Run Spark jobs on vanilla Hadoop 2.x

https://blueprints.launchpad.net/sahara/+spec/spark-jobs-for-vanilla-hadoop

This specification proposes to add ability to run Spark jobs on cluster running vanilla version of Hadoop 2.x (YARN).

Problem description

Support for running Spark jobs in stand-alone mode exists as well as for CDH but not for vanilla version of Hadoop.

Proposed change

Add a new edp_engine class in the vanilla v2.x plugin that extends the SparkJobEngine. Leverage design and code from blueprint: https://blueprints.launchpad.net/sahara/+spec/spark-jobs-for-cdh-5-3-0

Configure Spark to run on YARN by setting Spark’s configuration file (spark-env.sh) to point to Hadoop’s configuration and deploying that configuration file upon cluster creation.

Extend sahara-image-elements to support creating a vanilla image with Spark binaries (vanilla+spark).

Alternatives

Withouth these changes, the only way to run Spark along with Hadoop MapReduce is to run on a CDH cluster.

Data model impact

None

REST API impact

None

Other end user impact

None

Deployer impact

None

Developer impact

None

Sahara-image-elements impact

Requires changes to sahara-image-elements to support building a vanilla 2.x image with Spark binaries. New image type can be vanilla+spark. Spark version can be fixed at Spark 1.3.1.

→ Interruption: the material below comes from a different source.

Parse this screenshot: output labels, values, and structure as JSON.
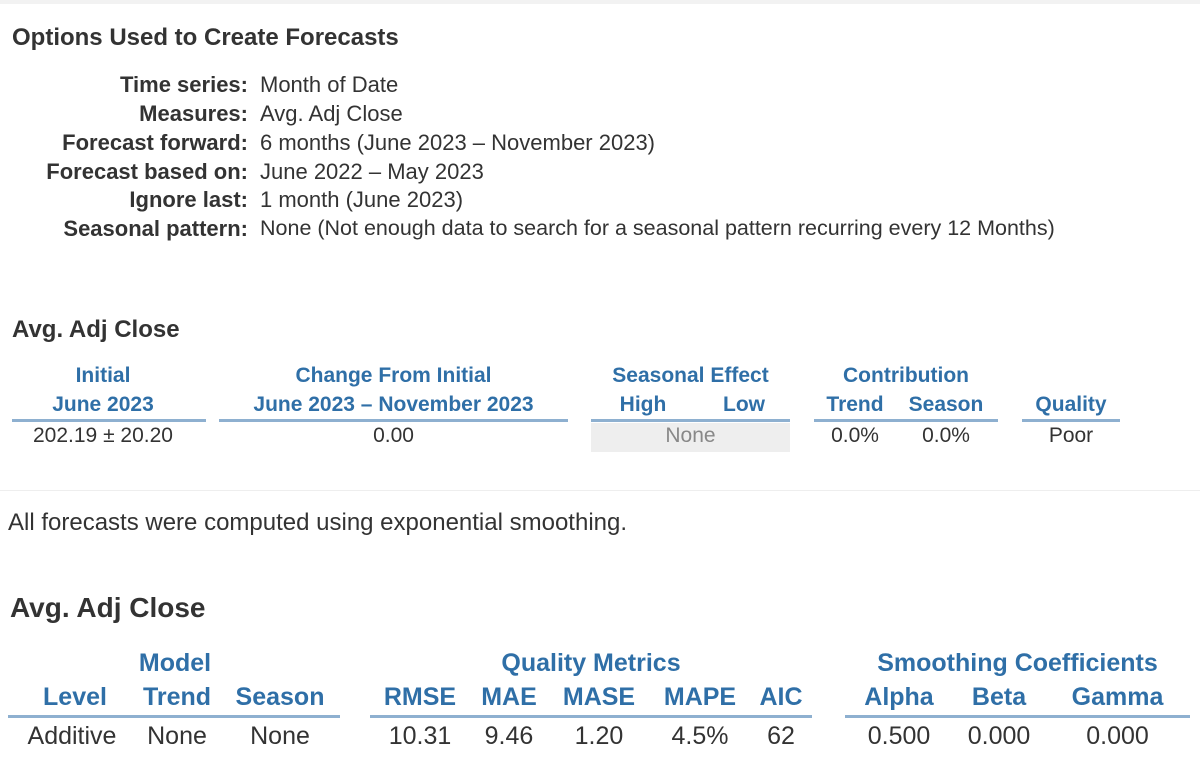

Sahara-dashboard / Horizon impact

None

Implementation

Assignee(s)

Primary assignee:

None

Work Items

New edp class for vanilla 2.x plugin. sahara-image-elements vanilla+spark extension. Unit test

Dependencies

Leveraging blueprint: https://blueprints.launchpad.net/sahara/+spec/spark-jobs-for-cdh-5-3-0

Testing

Unit tests to cover vanilla engine working with Spark.

Documentation Impact

None

References

None